The Indenture permits, with certain exceptions as therein provided, the amendment thereof and the modification of the rights and obligations of the Company and the rights of the Holders of the Securities of each series to be affected under the Indenture at any time by the Company and the Trustee with the consent of the Holders of a majority in principal amount of the Securities at the time Outstanding of each series to be affected.

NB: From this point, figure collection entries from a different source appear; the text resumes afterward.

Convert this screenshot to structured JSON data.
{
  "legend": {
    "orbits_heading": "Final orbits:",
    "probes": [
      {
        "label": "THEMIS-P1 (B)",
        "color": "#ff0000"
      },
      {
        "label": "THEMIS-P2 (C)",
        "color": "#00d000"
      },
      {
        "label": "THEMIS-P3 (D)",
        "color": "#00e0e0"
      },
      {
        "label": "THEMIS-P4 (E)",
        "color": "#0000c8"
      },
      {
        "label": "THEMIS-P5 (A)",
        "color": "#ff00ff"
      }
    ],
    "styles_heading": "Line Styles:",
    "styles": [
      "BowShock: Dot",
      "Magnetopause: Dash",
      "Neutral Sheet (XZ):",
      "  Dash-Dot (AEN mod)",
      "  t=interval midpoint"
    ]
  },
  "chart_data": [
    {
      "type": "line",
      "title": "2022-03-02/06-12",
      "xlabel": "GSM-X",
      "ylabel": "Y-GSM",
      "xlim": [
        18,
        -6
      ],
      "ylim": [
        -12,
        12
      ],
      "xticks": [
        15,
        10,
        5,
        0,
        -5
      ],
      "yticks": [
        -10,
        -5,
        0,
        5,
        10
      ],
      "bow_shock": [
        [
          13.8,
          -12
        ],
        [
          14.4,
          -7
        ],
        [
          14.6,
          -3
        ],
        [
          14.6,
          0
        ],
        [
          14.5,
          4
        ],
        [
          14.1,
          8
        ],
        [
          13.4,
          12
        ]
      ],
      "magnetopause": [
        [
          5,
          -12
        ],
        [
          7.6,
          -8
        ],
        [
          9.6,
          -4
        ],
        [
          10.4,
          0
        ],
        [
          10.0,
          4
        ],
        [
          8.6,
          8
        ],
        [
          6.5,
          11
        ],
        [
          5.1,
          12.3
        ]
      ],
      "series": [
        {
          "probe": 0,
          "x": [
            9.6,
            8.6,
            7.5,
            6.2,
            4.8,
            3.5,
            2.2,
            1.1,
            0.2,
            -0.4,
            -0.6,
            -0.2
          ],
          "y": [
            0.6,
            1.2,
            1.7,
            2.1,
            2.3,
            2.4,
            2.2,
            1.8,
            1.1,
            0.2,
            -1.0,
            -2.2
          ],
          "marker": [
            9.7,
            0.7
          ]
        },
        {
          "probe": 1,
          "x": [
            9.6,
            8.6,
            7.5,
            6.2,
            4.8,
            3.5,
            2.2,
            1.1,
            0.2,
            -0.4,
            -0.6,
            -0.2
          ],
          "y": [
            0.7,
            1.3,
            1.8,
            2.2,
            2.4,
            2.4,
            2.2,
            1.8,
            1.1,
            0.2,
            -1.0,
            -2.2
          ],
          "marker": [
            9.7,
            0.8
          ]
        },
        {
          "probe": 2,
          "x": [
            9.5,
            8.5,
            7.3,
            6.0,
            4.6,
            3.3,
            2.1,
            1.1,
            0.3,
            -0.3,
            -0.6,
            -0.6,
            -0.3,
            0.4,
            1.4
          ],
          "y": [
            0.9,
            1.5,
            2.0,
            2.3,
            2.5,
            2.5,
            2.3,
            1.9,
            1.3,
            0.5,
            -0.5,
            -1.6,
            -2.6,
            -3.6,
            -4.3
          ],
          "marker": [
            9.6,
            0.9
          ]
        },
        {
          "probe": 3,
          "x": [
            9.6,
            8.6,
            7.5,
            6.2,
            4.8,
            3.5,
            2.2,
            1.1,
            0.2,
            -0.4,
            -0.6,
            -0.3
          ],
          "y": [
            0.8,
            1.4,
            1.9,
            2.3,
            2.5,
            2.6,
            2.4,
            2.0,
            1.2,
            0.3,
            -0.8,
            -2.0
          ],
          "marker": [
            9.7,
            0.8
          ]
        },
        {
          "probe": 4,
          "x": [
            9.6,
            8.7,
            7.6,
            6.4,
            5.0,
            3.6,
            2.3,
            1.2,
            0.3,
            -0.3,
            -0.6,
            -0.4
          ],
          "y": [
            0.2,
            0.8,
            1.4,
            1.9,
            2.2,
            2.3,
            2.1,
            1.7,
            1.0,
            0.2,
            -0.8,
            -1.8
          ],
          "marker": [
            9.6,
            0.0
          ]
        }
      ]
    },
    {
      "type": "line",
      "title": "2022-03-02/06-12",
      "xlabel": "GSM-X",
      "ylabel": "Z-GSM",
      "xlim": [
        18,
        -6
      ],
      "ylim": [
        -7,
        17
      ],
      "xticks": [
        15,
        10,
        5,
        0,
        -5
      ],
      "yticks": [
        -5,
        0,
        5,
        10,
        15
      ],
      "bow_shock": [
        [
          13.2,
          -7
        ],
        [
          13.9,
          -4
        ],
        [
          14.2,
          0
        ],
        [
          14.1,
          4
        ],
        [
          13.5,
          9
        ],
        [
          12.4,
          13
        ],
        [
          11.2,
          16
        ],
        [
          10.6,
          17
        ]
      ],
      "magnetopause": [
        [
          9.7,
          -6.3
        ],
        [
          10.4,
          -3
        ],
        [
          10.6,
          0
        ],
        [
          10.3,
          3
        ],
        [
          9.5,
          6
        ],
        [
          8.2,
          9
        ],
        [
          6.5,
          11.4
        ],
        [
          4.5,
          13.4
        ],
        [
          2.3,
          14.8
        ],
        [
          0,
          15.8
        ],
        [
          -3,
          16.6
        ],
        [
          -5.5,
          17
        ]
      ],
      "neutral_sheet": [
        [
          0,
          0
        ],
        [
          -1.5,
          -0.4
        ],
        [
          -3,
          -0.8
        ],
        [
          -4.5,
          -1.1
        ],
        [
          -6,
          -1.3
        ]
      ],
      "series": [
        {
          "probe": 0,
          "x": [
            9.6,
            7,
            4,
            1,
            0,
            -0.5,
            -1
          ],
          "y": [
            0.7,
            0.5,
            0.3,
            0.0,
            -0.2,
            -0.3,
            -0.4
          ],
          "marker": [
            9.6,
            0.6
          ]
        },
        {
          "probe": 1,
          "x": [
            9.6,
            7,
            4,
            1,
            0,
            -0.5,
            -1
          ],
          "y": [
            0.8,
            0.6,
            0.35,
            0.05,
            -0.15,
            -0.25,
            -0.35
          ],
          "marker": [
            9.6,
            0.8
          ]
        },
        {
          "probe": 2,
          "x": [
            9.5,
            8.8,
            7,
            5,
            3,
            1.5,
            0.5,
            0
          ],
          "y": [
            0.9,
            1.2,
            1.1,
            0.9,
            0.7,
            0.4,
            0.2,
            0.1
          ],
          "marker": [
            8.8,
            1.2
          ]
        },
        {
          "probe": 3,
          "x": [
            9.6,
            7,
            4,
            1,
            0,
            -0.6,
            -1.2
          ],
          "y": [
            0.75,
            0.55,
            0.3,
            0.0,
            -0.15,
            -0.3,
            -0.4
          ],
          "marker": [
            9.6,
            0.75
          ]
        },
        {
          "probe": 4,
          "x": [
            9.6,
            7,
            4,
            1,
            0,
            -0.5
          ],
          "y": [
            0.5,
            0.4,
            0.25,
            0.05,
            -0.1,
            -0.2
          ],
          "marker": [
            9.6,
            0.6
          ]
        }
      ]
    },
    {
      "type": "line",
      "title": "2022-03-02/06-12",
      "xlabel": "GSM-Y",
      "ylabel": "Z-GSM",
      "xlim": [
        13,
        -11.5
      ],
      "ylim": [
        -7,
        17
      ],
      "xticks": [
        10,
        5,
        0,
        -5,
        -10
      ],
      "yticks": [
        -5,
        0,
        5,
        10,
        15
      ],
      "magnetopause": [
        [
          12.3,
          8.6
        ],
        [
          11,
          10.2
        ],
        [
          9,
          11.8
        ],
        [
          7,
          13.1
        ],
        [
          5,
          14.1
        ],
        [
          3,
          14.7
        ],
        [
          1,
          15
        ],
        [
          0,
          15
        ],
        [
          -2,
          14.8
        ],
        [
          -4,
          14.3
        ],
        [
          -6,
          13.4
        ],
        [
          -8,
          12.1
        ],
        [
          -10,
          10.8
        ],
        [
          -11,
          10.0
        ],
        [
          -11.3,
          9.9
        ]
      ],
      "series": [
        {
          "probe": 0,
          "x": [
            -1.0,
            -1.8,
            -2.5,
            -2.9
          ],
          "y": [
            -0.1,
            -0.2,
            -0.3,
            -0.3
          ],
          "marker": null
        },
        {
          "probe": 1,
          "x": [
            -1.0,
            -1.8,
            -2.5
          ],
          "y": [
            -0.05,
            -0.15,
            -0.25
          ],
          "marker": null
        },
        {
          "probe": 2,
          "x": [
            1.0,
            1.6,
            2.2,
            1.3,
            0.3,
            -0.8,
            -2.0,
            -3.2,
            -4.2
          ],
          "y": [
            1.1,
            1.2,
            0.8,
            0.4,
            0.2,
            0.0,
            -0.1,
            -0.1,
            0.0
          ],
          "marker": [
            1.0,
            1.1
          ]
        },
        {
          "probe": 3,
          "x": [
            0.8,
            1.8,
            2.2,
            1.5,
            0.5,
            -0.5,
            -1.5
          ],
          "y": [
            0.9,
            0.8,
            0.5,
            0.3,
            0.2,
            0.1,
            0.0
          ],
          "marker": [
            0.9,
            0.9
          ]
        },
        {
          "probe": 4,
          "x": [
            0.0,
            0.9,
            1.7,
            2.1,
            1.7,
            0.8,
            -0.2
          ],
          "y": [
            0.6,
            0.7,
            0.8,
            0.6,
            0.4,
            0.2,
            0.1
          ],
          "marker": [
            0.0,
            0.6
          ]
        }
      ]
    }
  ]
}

The Indenture also contains provisions permitting the Holders of a majority in principal amount of the Securities of each series at the time Outstanding, on behalf of the Holders of all Securities of such series, to waive compliance by the Company with certain provisions of the Indenture and certain past defaults under the Indenture and their consequences.  Any such consent or waiver by the Holder of this Security shall be conclusive and binding upon such Holder and upon all future Holders of this Security and of any Security issued upon the registration of transfer hereof or in exchange herefor or in lieu hereof, whether or not notation of such consent or waiver is made upon this Security.

 

No reference herein to the Indenture and no provision of this Security or of the Indenture shall alter or impair the obligation of the Company, which is absolute and unconditional, to pay the principal of, premium (if any) and interest on this Security at the times, place and rate, and in the coin or currency, herein prescribed.

 

As provided in the Indenture and subject to certain limitations therein set forth, the transfer of this Security is registrable in the security register, upon surrender of this Security for registration of transfer at the office or agency of the Company in any place where the principal of, premium (if any) and interest on this Security are payable, duly endorsed by, or accompanied

 



 

by a written instrument of transfer in form satisfactory to the Company and the Registrar duly executed by, the Holder hereof or his attorney duly authorized in writing, and thereupon one or more new Securities of like tenor, of authorized denominations and for the same aggregate principal amount, will be issued to the designated transferee or transferees.

 

The Securities are issuable only in fully registered form without coupons in minimum denominations of $2,000 and integral multiples of $1,000 in excess thereof.  As provided in the Indenture and subject to certain limitations therein set forth, Securities are exchangeable for a like aggregate principal amount of Securities of like tenor of a different authorized denomination, as requested by the Holder surrendering the same.

 

No service charge shall be made for any such registration of transfer or exchange or redemption of the Securities, but the Company may require payment of a sum sufficient to cover any tax or other governmental charge payable in connection therewith.

 

Prior to due presentment of this Security for registration of transfer, the Company, the Trustee and any agent of the Company or the Trustee may treat the Person in whose name this Security is registered as the owner hereof for all purposes, whether or not this Security be overdue, and neither the Company, the Trustee nor any such agent shall be affected by notice to the contrary.

 

Capitalized terms used and not otherwise defined in this Security shall have the meanings assigned to them in the Indenture.